Бегун расстегнул мешок и с вызовом взглянул на ди Маэстро – пусть только попробует его остановить. Из мешка поплыл ужасный запах.
Ди Маэстро наклонился и заглянул в мешок.
– Так значит, это и вправду он.
Бегун рассмеялся, как счастливый ребенок.
– Я ждал целый месяц. И чуть не пропустил его. Я знал, что рано или поздно его убьют, и все время проверял таблички с именами, и вот сегодня его наконец привезли.
– У него дерьмовый маленький носик и дерьмовые маленькие глазки, – сказал ди Маэстро.
Отмычка зашевелился, сел, протер глаза и улыбнулся. Как и Бегуна, Отмычку радовало каждое новое напоминание о том, что он находится во Вьетнаме. Дверь в дальнем конце сарая открылась, и я увидел, как внутрь втискивается Чердак. Он был в темных очках и свежей рубахе, и от него едва уловимо пахло мылом.
– Ранение в грудь, – продолжал ди Маэстро.

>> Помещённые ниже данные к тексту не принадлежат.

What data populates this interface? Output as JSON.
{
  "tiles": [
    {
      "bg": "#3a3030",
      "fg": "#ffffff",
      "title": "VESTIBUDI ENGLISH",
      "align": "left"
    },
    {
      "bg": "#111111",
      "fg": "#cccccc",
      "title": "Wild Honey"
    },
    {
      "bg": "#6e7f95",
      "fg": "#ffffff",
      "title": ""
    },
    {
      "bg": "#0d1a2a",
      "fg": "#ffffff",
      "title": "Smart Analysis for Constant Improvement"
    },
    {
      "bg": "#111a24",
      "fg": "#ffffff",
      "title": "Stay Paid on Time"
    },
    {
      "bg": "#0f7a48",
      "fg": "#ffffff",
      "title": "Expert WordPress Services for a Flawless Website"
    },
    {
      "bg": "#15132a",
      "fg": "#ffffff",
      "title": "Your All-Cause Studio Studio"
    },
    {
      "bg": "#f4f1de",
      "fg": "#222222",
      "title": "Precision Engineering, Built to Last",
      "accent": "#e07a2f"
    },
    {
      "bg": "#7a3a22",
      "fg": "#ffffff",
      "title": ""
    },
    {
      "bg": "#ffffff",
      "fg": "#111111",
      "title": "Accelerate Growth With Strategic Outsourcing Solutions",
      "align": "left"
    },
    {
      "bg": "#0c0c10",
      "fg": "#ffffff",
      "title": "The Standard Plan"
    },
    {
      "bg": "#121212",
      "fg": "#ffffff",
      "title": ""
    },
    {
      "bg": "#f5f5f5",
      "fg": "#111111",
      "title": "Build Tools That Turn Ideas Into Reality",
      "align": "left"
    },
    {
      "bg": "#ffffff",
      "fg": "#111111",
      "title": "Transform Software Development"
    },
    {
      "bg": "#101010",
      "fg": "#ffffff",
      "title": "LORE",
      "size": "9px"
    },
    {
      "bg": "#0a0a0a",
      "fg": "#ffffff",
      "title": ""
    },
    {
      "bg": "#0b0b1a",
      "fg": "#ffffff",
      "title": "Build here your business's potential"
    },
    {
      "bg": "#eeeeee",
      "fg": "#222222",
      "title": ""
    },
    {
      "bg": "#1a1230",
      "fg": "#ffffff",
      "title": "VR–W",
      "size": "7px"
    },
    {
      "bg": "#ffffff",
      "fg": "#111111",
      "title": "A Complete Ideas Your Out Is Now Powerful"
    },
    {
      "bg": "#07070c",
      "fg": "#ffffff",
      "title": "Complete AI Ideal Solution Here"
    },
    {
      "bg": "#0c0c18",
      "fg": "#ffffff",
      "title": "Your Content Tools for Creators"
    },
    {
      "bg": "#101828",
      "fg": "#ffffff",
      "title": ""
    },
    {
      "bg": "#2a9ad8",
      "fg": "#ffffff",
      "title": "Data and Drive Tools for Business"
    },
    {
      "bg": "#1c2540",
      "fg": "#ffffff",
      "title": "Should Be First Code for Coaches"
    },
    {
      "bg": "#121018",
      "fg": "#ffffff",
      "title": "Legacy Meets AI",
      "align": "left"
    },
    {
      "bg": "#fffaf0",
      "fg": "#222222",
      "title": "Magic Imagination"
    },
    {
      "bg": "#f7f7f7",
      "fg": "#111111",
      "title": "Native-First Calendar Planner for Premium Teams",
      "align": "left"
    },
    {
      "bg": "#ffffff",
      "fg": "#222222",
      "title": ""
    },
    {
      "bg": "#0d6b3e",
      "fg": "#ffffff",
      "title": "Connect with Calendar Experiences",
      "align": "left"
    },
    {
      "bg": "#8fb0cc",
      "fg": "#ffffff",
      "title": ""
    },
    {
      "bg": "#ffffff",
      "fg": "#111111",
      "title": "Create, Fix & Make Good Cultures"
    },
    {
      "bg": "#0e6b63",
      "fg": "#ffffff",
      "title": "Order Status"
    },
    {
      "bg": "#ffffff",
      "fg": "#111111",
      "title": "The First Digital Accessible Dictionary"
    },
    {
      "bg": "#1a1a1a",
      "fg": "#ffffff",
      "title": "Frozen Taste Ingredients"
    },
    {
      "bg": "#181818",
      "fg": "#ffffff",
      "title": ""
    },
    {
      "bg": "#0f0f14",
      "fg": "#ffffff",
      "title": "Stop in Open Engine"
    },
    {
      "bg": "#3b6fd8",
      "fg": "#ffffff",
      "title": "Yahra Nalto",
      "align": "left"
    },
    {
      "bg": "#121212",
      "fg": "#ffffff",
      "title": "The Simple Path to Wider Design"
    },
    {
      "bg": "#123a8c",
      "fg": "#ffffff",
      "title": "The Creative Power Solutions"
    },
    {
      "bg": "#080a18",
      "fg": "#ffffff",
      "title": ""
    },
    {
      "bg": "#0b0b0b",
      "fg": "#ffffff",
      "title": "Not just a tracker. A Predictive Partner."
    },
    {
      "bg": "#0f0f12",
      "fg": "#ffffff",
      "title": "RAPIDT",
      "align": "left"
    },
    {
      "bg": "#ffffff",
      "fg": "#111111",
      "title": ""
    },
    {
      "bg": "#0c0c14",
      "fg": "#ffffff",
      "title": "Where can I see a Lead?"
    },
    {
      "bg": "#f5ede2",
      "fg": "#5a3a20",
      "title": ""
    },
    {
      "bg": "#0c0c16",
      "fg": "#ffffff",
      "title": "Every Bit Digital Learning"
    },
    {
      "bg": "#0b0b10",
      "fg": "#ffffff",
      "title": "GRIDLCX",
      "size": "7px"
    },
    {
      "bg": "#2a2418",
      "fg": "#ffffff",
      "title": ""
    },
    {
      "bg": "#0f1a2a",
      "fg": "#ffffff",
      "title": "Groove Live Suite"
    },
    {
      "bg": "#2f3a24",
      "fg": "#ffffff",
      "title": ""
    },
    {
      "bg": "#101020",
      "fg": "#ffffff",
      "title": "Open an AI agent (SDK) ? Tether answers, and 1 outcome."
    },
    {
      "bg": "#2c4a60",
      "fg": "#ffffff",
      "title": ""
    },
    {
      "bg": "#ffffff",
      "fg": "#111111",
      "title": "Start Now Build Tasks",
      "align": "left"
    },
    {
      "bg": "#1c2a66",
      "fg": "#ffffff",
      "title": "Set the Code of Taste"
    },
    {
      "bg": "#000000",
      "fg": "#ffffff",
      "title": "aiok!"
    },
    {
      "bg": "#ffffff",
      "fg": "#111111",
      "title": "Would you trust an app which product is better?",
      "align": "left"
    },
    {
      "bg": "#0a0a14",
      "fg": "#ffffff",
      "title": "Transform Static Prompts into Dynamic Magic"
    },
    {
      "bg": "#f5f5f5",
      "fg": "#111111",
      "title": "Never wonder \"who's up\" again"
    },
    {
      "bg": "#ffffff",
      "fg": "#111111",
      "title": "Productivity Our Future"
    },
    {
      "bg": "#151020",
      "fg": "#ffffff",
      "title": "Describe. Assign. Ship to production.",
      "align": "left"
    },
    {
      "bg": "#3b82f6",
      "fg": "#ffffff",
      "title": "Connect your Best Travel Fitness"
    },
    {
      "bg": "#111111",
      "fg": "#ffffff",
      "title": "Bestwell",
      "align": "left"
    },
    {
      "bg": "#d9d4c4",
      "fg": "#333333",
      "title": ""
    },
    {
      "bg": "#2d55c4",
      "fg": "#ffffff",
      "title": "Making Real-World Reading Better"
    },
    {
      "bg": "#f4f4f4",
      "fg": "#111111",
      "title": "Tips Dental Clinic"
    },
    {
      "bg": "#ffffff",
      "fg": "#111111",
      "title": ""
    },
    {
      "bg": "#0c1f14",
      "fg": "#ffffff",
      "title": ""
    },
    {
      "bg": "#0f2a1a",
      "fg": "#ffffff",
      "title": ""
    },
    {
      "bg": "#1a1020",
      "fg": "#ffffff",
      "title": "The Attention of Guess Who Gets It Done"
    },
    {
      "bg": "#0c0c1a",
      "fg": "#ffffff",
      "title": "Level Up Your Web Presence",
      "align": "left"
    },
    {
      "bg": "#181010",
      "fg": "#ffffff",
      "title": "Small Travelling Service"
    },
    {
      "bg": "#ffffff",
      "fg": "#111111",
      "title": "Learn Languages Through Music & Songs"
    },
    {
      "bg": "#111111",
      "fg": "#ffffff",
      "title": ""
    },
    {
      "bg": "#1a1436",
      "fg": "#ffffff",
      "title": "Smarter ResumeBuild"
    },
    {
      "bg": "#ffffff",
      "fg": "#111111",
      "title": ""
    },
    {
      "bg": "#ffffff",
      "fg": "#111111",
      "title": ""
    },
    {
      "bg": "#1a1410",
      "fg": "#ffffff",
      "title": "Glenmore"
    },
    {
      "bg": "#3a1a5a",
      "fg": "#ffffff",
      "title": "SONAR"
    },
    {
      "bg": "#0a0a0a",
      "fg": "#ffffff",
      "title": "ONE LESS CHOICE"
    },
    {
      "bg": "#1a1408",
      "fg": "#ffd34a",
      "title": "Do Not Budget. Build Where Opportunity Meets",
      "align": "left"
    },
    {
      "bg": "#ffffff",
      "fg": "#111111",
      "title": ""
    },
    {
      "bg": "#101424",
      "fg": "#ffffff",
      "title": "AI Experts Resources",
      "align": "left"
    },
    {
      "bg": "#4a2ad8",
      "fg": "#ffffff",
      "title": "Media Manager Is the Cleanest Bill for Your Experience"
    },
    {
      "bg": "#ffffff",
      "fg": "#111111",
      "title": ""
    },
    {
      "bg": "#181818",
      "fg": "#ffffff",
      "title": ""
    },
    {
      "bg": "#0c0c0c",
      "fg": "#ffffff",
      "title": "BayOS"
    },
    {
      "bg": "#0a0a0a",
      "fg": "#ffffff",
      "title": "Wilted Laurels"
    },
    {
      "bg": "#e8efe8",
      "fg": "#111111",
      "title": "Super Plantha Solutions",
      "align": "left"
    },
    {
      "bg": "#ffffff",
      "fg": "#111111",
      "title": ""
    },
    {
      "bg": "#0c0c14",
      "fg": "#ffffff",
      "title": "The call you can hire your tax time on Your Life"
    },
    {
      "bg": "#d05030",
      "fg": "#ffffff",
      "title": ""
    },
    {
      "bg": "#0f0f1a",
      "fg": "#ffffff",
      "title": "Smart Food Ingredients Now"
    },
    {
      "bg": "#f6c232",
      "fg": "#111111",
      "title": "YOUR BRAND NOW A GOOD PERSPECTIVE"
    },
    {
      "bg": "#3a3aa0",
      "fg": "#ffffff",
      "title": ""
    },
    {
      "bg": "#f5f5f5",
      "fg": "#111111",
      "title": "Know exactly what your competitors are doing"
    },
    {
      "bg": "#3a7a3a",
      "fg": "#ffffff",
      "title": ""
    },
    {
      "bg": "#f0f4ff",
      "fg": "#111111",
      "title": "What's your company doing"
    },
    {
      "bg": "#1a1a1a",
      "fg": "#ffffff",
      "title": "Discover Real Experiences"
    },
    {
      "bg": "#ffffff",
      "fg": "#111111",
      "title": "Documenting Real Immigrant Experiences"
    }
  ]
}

– Что ж, по крайней мере, эта сволочь умирала долго.
– Это Хейвенз. – Чердак быстро подошел к остальным. Проходя мимо меня, он повернул голову и коснулся рукой воображаемой шляпы.
– Я нашел Хейвенза, – сказал Бегун. – Он чуть было не проскочил мимо нас.
– Кто проверял табличку? – спросил Чердак, неожиданно останавливаясь.
Ди Маэстро медленно повернулся ко мне.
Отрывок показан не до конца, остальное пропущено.